Israël serait réintégré dans la possession de la Palestine après sa conversion :
   1° Parce que des prophéties de l'Ancien et du Nouveau Testaments l'annonceraient formellement ;
   2° Parce que cette réintégration d'Israël dans le pays de ses pères serait le signe donné par Dieu qu'il se sera réconcilié et qu'il aura fait rentrer en grâce un peuple rejeté et poursuivi par sa colère depuis des siècles ;
   3° Parce que cette possession de la Palestine constituera le solennel accomplissement des anciennes promesses de Dieu aux patriarches d'après lesquelles la Terre sainte devait leur être donnée à eux et à leurs descendants pour être leur héritage à jamais.

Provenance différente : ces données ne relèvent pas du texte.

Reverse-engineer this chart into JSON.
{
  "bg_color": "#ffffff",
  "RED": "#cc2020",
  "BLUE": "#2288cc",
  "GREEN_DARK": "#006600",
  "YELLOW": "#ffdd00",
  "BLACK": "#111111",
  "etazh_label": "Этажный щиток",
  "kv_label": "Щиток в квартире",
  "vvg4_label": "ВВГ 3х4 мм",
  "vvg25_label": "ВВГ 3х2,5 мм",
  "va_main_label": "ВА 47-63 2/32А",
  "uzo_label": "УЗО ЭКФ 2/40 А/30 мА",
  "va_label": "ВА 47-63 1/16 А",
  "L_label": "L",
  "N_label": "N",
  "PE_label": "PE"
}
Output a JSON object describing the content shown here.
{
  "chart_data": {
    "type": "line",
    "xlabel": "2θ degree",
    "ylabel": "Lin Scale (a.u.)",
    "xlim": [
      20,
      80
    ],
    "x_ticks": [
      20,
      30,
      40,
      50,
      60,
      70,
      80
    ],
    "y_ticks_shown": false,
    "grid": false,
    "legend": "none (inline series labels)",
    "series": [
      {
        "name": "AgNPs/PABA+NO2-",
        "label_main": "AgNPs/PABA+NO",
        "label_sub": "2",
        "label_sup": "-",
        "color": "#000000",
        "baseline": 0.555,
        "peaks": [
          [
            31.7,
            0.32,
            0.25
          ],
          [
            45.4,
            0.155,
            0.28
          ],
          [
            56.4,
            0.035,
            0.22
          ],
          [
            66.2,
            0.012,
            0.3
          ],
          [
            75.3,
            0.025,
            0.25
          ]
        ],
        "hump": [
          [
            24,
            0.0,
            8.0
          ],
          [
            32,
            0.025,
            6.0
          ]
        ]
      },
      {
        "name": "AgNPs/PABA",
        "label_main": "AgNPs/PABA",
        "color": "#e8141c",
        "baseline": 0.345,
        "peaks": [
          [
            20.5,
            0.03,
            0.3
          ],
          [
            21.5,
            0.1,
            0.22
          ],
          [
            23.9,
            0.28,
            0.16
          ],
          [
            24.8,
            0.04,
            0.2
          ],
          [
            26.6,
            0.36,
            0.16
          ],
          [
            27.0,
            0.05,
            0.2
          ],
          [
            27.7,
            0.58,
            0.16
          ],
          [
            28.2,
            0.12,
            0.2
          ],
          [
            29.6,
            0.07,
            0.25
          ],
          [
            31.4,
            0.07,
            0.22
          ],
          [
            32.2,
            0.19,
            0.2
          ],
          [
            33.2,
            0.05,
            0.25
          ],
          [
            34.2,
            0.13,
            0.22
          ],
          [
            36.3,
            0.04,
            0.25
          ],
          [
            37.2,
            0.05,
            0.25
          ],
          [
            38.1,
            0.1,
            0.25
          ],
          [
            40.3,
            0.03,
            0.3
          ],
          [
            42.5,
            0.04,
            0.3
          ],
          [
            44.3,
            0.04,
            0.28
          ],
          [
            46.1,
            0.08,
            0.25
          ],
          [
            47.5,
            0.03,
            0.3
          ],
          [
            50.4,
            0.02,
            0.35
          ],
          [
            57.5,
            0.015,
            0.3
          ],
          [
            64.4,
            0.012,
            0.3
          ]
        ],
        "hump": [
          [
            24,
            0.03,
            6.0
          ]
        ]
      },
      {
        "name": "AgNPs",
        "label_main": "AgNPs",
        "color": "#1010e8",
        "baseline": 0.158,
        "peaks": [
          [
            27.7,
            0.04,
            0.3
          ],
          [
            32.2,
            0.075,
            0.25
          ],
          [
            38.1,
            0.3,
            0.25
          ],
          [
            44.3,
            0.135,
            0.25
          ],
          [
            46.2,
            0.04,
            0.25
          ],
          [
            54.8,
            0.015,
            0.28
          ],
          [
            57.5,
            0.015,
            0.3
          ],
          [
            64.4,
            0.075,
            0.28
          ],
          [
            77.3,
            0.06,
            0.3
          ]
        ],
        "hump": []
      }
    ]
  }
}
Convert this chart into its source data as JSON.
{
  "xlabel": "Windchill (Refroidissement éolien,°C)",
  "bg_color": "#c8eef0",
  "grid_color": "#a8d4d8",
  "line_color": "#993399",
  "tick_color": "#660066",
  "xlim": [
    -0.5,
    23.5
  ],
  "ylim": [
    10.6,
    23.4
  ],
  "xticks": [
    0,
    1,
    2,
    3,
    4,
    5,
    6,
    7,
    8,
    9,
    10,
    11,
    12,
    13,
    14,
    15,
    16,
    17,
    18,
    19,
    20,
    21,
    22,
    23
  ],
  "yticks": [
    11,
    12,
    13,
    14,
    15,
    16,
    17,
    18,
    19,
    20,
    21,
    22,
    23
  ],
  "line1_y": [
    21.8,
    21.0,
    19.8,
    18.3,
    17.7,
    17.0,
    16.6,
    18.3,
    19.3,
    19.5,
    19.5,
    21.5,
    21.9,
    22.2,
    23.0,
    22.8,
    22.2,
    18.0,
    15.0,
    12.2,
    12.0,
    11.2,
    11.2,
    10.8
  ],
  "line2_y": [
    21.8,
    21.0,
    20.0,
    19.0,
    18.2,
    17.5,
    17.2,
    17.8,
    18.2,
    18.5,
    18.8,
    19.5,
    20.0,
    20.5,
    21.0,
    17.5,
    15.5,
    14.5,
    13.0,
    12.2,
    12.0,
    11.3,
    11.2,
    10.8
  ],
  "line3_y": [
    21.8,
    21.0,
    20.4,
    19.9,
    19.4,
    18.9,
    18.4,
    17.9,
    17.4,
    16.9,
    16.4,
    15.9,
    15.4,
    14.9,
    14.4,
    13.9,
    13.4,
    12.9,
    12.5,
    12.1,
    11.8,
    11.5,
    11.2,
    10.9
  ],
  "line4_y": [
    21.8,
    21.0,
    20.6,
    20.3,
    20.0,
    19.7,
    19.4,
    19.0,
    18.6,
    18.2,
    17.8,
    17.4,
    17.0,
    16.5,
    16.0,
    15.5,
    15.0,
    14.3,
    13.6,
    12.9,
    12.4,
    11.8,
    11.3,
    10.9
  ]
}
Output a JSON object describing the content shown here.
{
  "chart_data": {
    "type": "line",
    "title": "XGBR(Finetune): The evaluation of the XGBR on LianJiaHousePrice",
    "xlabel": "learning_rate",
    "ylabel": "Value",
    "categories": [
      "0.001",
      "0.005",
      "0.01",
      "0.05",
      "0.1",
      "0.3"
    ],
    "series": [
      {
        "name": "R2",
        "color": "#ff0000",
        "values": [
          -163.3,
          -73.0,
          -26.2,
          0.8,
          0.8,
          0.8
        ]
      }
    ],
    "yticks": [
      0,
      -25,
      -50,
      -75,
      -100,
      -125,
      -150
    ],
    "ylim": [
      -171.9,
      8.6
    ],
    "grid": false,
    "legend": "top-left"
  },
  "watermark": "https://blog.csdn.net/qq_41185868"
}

   Chacune de ces raisons mérite d'être examinée.


(1) Luc, XXI, 24.
(2) Bèd., in Luc. XXI, 24 ; in Rom., XI, 25, 26.
(3) Duguet, Explication de la Passion, t. I, pp. 375, 376.
(4) Œuvres de Marc-Antoine de Noé, ancien évêque dc Lescar, pp. 56, 57 ; Paris, 1818.
(5) Publié sans nom d'auteur et sans nom d'imprimeur, en 1795.
(6) Ouvrage cité, pp. 235, 246.
(7) Paris, 1806.
(8) « Dissertatio historico-theologica de tentata hactenus frustra a Judæis status cultusque sui restitutione. » Bremæ, MDCCXLVIII, pp. 68-70.
(9) Le Réveil d'Israël, feuille mensuelle. juillet 1898, à Gaubert, par Orgères (Eure-et-Loir).